The European Council has announced a two-year delay to the full enactment of the Corporate Sustainability Reporting Directive (CSRD), pushing back the adoption of sector-specific sustainability disclosure standards and reporting obligations for non-EU companies until 2026. Originally adopted in November 2022, the CSRD created reporting obligations for both publicly traded and privately held businesses in the EU starting in 2024, with the creation of European Sustainability Reporting Standards (ESRS) delegated to the European Financial Reporting Advisory Group (EFRAG). The first round of ESRS standards was adopted by the EU in July 2023.

While the ESRS includes sustainability in its title, it covers broader environmental, social, and governance reporting requirements. These standards will work alongside the International Financial Reporting Standards Foundation’s Sustainability Disclosure Standards to address various issues such as greenhouse gas emissions and climate action in 132 jurisdictions.
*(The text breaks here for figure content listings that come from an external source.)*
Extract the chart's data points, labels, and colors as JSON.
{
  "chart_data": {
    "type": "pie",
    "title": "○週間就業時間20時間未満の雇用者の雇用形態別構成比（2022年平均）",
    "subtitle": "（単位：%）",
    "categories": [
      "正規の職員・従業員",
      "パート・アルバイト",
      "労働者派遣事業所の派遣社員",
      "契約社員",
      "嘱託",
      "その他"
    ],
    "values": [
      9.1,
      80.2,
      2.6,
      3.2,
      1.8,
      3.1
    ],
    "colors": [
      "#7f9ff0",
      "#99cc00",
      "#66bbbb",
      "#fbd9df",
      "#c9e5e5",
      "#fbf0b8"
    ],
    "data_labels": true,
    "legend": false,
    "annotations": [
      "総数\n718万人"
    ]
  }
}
Initially, the ESRS will apply to publicly traded and large privately held companies, with small and medium-sized businesses and non-EU companies meeting certain requirements to be included in the future.

The directive also called for sector-specific standards to be developed by EFRAG, but significant delays were encountered as this process proved more complex than anticipated. As a result, the EU decided to postpone work on sector-specific standards and instead focus on providing better guidance for the general ESRS. After a three-month process through the legislative bodies of the EU, the delay proposal for implementation was officially adopted on April 30 by the European Council, postponing the sector-specific standards of the CSRD until 2026.

With ongoing political and legal challenges facing ESG and sustainable reporting, further changes to the CSRD are expected, particularly in relation to small and medium-sized enterprises (SMEs). The outcome of the 2024 EU elections in June could also impact other sustainability initiatives and potentially lead to more delays. It remains to be seen how these developments will affect businesses and their reporting obligations in the future as sustainability reporting continues to evolve in the EU and beyond.